Fearless Females: 10 Resistance Fighters from World War I & II You Might Not heard of

Fearless Females: 10 Resistance Fighters from World War I & II You Might Not heard of

Natasha sheldon - June 1, 2017

Fearless Females: 10 Resistance Fighters from World War I & II You Might Not heard of
Marthe Cnockaert. Google Images

Marthe Cnockaert

Marthe Cnockaert was training to be a nurse at the University of Ghent when World War One broke out. The war left her family devastated and fractured when the invading Germans destroyed their home and village. Left alone and separated from her family, Cnockaert used her medical training and ability to speak English and German to gain a job in the local German military hospital. Her work with the patients was so appreciated; the invaders awarded her the Iron Cross.

But in 1915, Cnockaert was transferred to another hospital in Roulers. Here, she was reunited with her family and friends. It was one of these friends, Lucelle Deldonck who recruited Cnockaert as a British agent.

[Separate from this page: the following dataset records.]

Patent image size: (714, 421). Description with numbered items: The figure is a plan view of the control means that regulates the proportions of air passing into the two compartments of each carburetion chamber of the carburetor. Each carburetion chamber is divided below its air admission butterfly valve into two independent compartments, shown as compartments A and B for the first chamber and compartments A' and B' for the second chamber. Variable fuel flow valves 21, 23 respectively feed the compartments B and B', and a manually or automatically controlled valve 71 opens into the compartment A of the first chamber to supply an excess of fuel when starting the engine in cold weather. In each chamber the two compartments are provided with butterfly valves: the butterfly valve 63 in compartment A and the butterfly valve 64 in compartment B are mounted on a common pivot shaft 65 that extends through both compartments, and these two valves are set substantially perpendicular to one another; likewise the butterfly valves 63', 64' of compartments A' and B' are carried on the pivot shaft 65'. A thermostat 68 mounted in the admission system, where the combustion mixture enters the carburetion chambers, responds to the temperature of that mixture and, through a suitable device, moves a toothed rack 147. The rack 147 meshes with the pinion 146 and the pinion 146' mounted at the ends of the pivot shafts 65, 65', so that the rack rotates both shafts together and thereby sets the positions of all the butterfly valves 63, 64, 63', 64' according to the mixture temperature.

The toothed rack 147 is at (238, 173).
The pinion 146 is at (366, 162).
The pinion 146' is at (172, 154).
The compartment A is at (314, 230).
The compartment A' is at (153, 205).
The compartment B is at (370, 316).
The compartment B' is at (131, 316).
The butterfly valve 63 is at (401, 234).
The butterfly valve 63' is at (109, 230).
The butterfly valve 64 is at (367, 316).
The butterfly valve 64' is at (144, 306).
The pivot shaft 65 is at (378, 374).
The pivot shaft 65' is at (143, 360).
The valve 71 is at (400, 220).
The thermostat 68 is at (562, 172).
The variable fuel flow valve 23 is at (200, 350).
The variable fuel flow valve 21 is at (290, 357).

Using her medical work as a cover, Cnockaert gathered military evidence to pass onto the British. She did this by meeting her contacts in the local church. But soon, her German lodger was trying to recruit her to spy for the Germans! To cover herself, Marthe agreed, passing on false information for a time. But eventually, she could not maintain her double life anymore and so freed herself from this obligation by organizing the death of her lodger.

She was betrayed by her own carelessness. While laying explosives in a cellar, Cnockaert left behind her watch-which was engraved with her name. She was sentenced to death in 1916-but here her iron cross saved her. Her sentence was commuted to seven years hard labor. She served two years before her premature release at the end of the war.

After the war, Cnockaert married a British army officer and became a spy novelist, as well as recording her wartime adventures in her memoir “I was a spy”.